C’est la révolte au sein de l’initiative Science based target (SBTi). Cette dernière, initiée dans la foulée de l’Accord de Paris par l’ONG Carbon Disclosure Project (CDP), Le Pacte mondial des Nations unies, l’Institut des ressources mondiales (World Resources Institute) et le WWF, vise à construire un cadre de référence mondial validant les stratégies de décarbonation des entreprises. La SBTi est devenue au fil des années un véritable graal pour les entreprises s’engageant dans cette voie. Mais le 9 avril dernier, un communiqué du conseil d’administration est venu ébranler l’initiative.
Le conseil a annoncé son intention d’autoriser les entreprises à s’aider des crédits carbones pour atteindre leurs objectifs de Scope3, autrement dit les émissions indirectes liées à l’utilisation du produit de l’entreprise, souvent les plus massives. “Tout en reconnaissant qu’il existe un débat sain et permanent sur le sujet, la SBTi reconnaît que, lorsqu’elle est correctement soutenue par des politiques, des normes et des procédures fondées sur des preuves scientifiques, l’utilisation de certificats d’attributs environnementaux à des fins de réduction des émissions du champ d’application 3 pourrait fonctionner comme un outil supplémentaire pour lutter contre le changement climatique”, lit-on dans le communiqué.

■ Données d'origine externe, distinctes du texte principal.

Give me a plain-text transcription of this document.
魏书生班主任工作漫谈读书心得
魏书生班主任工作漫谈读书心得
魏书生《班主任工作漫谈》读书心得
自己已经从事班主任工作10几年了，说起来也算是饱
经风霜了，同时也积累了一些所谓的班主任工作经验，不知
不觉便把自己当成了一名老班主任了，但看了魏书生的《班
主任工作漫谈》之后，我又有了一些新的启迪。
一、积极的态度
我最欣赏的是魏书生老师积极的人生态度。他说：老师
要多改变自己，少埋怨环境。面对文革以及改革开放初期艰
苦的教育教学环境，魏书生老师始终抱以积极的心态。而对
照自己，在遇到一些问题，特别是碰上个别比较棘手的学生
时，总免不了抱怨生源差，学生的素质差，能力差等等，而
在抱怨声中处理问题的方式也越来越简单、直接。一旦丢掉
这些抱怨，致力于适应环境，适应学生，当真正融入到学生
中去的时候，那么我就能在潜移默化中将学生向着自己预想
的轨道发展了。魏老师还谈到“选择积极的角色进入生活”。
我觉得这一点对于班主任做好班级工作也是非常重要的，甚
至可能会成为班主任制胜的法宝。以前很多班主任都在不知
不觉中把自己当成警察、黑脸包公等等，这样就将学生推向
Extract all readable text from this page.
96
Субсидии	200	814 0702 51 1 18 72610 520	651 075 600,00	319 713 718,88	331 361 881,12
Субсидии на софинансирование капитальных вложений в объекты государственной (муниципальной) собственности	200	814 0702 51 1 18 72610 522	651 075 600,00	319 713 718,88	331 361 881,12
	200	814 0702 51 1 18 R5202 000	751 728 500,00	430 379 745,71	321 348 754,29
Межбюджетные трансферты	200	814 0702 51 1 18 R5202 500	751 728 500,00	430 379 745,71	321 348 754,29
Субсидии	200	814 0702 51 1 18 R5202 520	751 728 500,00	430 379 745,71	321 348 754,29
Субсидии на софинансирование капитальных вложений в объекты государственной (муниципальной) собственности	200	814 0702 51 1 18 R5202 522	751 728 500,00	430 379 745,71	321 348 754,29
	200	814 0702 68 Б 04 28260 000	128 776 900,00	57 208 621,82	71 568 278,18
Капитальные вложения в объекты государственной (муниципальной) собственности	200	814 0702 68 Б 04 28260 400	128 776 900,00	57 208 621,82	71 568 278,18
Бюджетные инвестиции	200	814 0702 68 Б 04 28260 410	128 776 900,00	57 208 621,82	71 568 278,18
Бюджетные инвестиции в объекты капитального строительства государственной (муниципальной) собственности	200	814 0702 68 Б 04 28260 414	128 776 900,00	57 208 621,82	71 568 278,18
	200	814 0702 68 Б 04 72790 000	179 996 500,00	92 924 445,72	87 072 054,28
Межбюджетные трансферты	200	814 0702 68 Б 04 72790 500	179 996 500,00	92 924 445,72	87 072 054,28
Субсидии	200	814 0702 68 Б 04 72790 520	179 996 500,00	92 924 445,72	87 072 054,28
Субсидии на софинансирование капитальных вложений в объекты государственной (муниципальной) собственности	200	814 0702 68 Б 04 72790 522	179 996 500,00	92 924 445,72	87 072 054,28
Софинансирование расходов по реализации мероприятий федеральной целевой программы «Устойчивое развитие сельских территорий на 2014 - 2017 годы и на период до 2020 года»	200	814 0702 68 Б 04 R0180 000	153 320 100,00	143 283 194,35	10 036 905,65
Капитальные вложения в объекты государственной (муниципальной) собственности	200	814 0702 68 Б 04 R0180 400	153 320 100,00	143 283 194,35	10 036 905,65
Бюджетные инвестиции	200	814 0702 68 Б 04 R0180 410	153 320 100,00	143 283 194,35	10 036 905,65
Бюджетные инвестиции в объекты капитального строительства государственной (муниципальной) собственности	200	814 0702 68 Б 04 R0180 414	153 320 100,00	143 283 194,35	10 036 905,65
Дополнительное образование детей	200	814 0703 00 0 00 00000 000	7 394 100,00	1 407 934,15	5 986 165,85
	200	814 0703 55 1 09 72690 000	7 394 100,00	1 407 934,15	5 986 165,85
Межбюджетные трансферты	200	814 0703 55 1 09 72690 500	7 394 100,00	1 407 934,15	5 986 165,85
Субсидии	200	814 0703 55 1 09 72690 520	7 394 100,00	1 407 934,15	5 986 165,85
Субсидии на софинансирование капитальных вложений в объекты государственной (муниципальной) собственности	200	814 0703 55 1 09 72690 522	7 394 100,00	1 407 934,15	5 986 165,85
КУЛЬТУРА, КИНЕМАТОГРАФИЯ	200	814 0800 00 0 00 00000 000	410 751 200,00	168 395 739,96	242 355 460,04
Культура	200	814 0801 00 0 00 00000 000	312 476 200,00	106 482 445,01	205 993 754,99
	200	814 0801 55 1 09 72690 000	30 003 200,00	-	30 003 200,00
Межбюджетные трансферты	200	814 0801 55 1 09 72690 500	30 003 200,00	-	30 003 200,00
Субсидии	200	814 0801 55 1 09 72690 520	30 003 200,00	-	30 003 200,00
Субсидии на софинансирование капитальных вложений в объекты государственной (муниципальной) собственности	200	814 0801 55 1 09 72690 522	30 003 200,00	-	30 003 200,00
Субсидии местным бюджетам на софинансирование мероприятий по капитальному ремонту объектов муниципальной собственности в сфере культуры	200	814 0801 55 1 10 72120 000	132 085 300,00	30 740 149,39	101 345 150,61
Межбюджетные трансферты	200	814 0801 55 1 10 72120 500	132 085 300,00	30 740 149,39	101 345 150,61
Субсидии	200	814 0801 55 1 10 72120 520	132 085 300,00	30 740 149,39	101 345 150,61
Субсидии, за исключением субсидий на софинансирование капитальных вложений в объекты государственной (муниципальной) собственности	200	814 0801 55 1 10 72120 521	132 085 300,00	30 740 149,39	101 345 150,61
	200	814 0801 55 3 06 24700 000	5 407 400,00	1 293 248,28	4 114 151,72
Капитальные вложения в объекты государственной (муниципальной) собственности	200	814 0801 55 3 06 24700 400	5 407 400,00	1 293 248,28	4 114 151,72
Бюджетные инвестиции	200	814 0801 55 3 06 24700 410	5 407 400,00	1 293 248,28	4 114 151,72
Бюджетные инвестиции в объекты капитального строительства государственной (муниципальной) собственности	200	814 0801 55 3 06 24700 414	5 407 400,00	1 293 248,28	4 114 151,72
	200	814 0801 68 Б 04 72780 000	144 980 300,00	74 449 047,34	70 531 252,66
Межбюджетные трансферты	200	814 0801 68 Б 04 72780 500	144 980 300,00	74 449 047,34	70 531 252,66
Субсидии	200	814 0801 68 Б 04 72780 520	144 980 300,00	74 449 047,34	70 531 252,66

“Le personnel est profondément préoccupé”
Une décision prise sans concertation avec le comité technique. Dans une lettre que Novethic a pu consulter, une “écrasante majorité” du personnel et des conseillers du SBTi réclame ainsi la démission du PDG Luiz Fernando do Amaral et d’une partie du conseil d’administration. “Le personnel est profondément préoccupé par le contenu de la déclaration et le processus par lequel elle a été élaborée et publiée. Nous nous sentons donc obligés d’émettre de multiples clarifications”, écrivent-ils.
Ils dénoncent ainsi un non-respect des “procédures opérationnelles normalisées” et des “processus de gouvernance” et rappellent que le comité technique n’a jamais été ni informé ni consulté sur le sujet et “n’a pas donné d’approbation sur une décision aussi importante”. Et poursuivent, sur le fond, en rappelant que “les crédits carbones ne sont pas autorisés pour la réduction des émissions conformément à la norme”.

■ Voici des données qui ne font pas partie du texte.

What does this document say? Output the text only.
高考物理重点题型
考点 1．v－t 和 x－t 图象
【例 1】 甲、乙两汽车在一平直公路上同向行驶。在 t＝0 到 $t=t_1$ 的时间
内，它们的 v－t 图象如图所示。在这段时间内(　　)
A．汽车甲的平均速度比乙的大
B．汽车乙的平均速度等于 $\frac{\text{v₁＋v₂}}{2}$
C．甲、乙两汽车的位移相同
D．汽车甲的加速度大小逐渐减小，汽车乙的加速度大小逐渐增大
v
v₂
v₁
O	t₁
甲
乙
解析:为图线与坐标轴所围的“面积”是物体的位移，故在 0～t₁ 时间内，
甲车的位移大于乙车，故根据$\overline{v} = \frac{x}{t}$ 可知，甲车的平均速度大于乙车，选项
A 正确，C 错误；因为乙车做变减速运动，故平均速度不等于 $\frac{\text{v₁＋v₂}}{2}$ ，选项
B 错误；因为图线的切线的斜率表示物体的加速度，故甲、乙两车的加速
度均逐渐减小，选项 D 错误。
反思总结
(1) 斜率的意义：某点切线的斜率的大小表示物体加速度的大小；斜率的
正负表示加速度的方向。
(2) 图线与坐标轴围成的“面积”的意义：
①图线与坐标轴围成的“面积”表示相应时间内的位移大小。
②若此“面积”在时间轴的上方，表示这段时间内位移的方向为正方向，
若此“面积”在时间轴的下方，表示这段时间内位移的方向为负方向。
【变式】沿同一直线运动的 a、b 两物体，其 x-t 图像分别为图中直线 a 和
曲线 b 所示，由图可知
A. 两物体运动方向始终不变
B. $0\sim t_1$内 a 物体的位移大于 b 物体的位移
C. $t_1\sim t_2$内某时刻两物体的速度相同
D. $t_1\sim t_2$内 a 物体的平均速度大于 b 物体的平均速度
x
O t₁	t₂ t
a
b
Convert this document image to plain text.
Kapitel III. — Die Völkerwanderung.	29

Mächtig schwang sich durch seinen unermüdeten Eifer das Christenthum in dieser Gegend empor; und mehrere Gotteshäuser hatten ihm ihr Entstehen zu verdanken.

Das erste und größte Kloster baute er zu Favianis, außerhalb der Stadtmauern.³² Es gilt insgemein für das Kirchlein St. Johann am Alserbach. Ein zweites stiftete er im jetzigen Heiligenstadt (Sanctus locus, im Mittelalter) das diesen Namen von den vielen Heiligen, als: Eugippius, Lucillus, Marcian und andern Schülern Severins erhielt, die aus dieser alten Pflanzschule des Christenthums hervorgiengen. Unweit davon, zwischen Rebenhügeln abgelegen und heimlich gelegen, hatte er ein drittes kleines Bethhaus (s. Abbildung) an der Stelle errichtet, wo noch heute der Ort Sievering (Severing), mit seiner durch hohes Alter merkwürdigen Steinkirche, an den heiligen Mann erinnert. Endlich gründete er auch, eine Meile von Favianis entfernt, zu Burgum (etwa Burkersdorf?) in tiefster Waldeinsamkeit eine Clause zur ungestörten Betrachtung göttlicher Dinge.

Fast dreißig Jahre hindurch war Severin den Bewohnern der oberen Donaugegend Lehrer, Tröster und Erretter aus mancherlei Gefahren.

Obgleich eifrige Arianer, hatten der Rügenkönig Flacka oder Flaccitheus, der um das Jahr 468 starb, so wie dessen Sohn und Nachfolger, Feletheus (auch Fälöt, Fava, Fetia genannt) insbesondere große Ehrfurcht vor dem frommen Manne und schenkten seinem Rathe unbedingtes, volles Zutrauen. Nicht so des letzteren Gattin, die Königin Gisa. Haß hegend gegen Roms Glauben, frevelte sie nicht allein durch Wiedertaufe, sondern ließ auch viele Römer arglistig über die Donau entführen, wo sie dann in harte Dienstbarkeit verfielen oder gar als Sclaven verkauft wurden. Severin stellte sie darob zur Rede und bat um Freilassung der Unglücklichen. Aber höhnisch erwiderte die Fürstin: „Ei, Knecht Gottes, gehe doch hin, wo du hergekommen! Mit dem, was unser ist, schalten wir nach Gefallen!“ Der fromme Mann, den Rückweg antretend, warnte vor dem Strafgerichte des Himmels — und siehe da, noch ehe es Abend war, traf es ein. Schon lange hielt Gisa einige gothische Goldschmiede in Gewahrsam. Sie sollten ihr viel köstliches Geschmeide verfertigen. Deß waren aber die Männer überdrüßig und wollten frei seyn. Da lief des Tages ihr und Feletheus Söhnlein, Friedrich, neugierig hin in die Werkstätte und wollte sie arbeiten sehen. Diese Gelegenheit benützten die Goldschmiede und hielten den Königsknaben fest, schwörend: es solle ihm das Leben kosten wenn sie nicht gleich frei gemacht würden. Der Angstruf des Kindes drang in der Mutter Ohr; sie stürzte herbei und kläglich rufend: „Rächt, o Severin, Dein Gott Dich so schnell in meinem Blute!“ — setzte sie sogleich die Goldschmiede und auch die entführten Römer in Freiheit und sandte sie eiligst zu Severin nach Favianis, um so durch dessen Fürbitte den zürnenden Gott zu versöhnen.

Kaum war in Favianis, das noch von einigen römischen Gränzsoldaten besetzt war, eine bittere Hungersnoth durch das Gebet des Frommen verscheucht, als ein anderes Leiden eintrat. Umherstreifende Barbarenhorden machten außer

Problématique d’un point de vue scientifique
Dans un billet LinkedIn, César Dugast, co-responsable du pôle Neutralité carbone de Carbone4 dépeint par ailleurs une décision “extrêmement problématique d’un point de vue scientifique”, compte tenu de “l’ampleur de la littérature académique démontrant le manque de robustesse du marché de la compensation volontaire et de l’incapacité des “offsets” à se substituer à de vraies réductions d’émissions à la source”.
L’ONG Reclaim Finance s’est également émue de la déclaration du conseil d’administration et dénonce un abus de son autorité. Si le conseil d’administration ne revient pas sur sa déclaration “je ne pourrai pas continuer à travailler avec le Groupe consultatif technique (TAG). Je ne participerai pas à un processus de normalisation qui pourrait potentiellement couvrir une opération de greenwashing”, a ainsi réagi Paul Schreiber, membre du TAG et analyse chez Reclaim Finance.
Le fonds Bezos en arrière-plan
Pour César Dugast, la SBTi a cédé aux pressions de grandes entreprises privées et des acteurs de la compensation. Et de fait, certains experts dénoncent depuis quelques années la direction prise par l’initiative. A l’origine crée par des associations, la SBTi a élargi ses services. Comme le rappelle le Financial Times, elle a levé des fonds auprès fondations philanthropiques privées comme la fondation Ikea ou le Bezos earth fund. “Le fond de 10 milliards de dollars soutenu par Jeff Bezos est également l’un des principaux sponsors d’un système de crédits carbone”, indique le FT qui raconte par ailleurs que le fonds Bezos a coordonné une réunion de deux jours avec le conseil d’administration et les bailleurs de fonds de SBTi à Londres le mois dernier pour évoquer notamment l’utilisation de la compensation dans la définition des objectifs.
“Les grandes entreprises auront donc désormais la possibilité de réduire artificiellement les émissions affichées dans leurs bilans, sans que cela se traduise par le moindre bénéfice pour le climat”, dénonce César Dugast. “Il s’agit d’un cas d’école de la manière dont le capital peut influencer la société civile pour l’amener à détruire sa propre raison d’être. Par cette décision, le SBTi renonce à sa mission de garde-fou contre le greenwashing, de boussole vers un mieux-être global, et de contrepoids face à la volonté croissante des corporations à se réclamer d’une victoire facile alors que tout reste encore à faire”, ajoute-t-il.